Housing individuals experiencing homelessness in hotel settings rather than congregate shelters is not a new concept. But the COVID-19 pandemic, which raised concern about reducing the spread of the SARS-CoV-2 virus, escalated hotel use to a scale not previously seen.
And in the end, using hotels for temporary housing had a positive impact on the lives of people who found shelter there – something that could have implications for future ways of addressing homelessness in general.
That’s the conclusion of a Yale School of Public Health research study that appears in the Aug. 30 edition of the journal Housing Policy Debate.
YSPH student Leah Robinson, MPH ’22 (Health Policy), the study’s lead author, interviewed 18 people who had been moved from shelters or unsheltered settings to two New Haven hotels. They said hotel living provided stability through having a consistent room, access to important amenities, and a sense of privacy and safety. Robinson said many of the residents were eventually able to move from the hotels to permanent housing.
Robinson said she was surprised by how much of a difference seemingly small changes made in the lives of those who moved to a hotel.
For many individuals in the study, gaining access to a cabinet to store food, having a private bathroom, and having electrical outlets that could be accessed at any time of day, helped them gain more control over their time and schedule, and “made huge differences in terms of improving their health and well-being,” said Robinson, now a research scientist with the New York City Department of Social Services.
In March 2020, former President Donald Trump signed an executive order enabling funds from the Federal Emergency Management Agency (FEMA) Public Assistance program to be used to cover 75% of costs related to non-congregate sheltering for people experiencing homelessness.
That same month, New Haven moved individuals living in two congregate shelters into the Village Suites Hotel, a suite-style long-term stay hotel that provides residents an individual kitchenette and bathroom in every room. Despite the residents’ relocation, shelter staff continued to provide services such as meals, case management, and housing assistance, and the shelter rules (no alcohol use, drug use, fighting, or guests) remained in place.
In December 2020, New Haven contracted with La Quinta, a standard short-term stay hotel, to operate its warming center program. Rooms there have their own bathroom and storage space for food, but no kitchenette, though residents did have access to microwaves in the lobby and laundry in the basement.
Investigating the impact hotel housing can have on housing insecure individuals was not new to Robinson, who did similar research for the New York City Department of Homeless Services prior to enrolling at YSPH.
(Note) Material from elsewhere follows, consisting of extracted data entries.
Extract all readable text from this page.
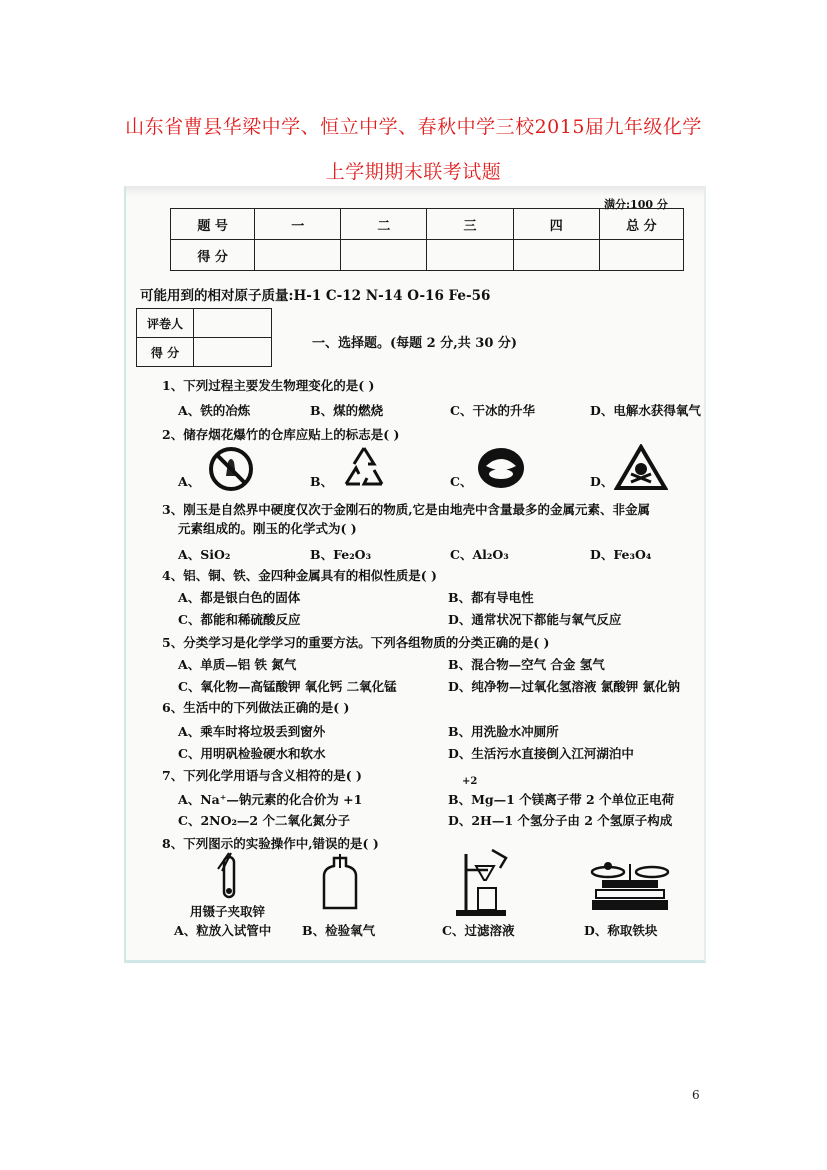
山东省曹县华梁中学、恒立中学、春秋中学三校2015届九年级化学
上学期期末联考试题
满分:100 分
题 号	一	二	三	四	总 分
得 分					
可能用到的相对原子质量:H-1 C-12 N-14 O-16 Fe-56
评卷人	
得 分	
一、选择题。(每题 2 分,共 30 分)
1、下列过程主要发生物理变化的是( )
A、铁的冶炼	B、煤的燃烧	C、干冰的升华	D、电解水获得氧气
2、储存烟花爆竹的仓库应贴上的标志是( )
A、	B、	C、	D、
3、刚玉是自然界中硬度仅次于金刚石的物质,它是由地壳中含量最多的金属元素、非金属
元素组成的。刚玉的化学式为( )
A、SiO₂	B、Fe₂O₃	C、Al₂O₃	D、Fe₃O₄
4、铝、铜、铁、金四种金属具有的相似性质是( )
A、都是银白色的固体	B、都有导电性
C、都能和稀硫酸反应	D、通常状况下都能与氧气反应
5、分类学习是化学学习的重要方法。下列各组物质的分类正确的是( )
A、单质—铝 铁 氮气	B、混合物—空气 合金 氢气
C、氧化物—高锰酸钾 氧化钙 二氧化锰	D、纯净物—过氧化氢溶液 氯酸钾 氯化钠
6、生活中的下列做法正确的是( )
A、乘车时将垃圾丢到窗外	B、用洗脸水冲厕所
C、用明矾检验硬水和软水	D、生活污水直接倒入江河湖泊中
7、下列化学用语与含义相符的是( )	+2
A、Na⁺—钠元素的化合价为 +1	B、Mg—1 个镁离子带 2 个单位正电荷
C、2NO₂—2 个二氧化氮分子	D、2H—1 个氢分子由 2 个氢原子构成
8、下列图示的实验操作中,错误的是( )
用镊子夹取锌
A、粒放入试管中 B、检验氧气	C、过滤溶液	D、称取铁块
6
“One of the projects I was tasked with during the spring and summer of 2020 was going to some of the hotels … and meeting with shelter staff to collect feedback on how things were going,” Robinson said. “In these conversations, staff expressed a number of observations about how the shift to the hotel setting was impacting shelter residents’ health and well-being.”
When she got to YSPH, Robinson connected with the Housing and Health Equity Lab, directed by Associate Professor Danya Keene, Subsequently, when Margaret Middleton, director of the New Haven-based non-profit organization Columbus House, approached the lab about a need to evaluate the impact of hotel housing on the homeless, Robinson stepped in to help. She designed a qualitative study to systematically compare the two types of shelter structures (congregate setting vs. individual rooms) with assistance from Keene and lab manager Penelope Schlesinger. Keene and Schlesinger, who are both affiliated with the YSPH Department of Social and Behavioral Health Sciences, are co-authors of the study.
The study determined that residents found more peace of mind in the individual rooms (or shared rooms with one other person) than in an open room with 50 to 60 other people. Many of those interviewed said they had to be constantly “on guard” or “on point” at shelters, which added to the high stress levels that came from the uncertainty of their living situations. They also worried about a lack of control in their lives; the constant fear of having their belongings stolen; and of having a secure place to leave their belongings, as they had to be out of the shelters by 7 a.m. and remain outside until 5 p.m. Also, the lines for first-come, first-serve shelter space can start forming hours before opening, which creates barriers to finding and maintaining employment.
While living in a hotel was beneficial, many study participants said they still felt a “tremendous” amount of stress due to uncertainties surrounding how long the hotel stay would last, and the fear of having to go back to a shelter or the streets.
“I found the most difficult aspect of this research to be the reality that while the hotels were much better in a lot of ways as compared to the congregate spaces or unsheltered locations people were coming from, a ‘better’ shelter is still a shelter, and is still only a temporary solution,” Robinson said.
Making small changes at shelters, such as installing wifi or safe, secure storage spaces for belongings, would make the lives of the homeless at least a little easier, Robinson said. But that doesn’t address the larger problem. “Right now, improving the shelter environment is important,” she said. “However, working to incorporate those elements into shelter spaces doesn’t truly get at the root of the problem, which is that we have a shortage of permanent, affordable housing that is at a crisis level.”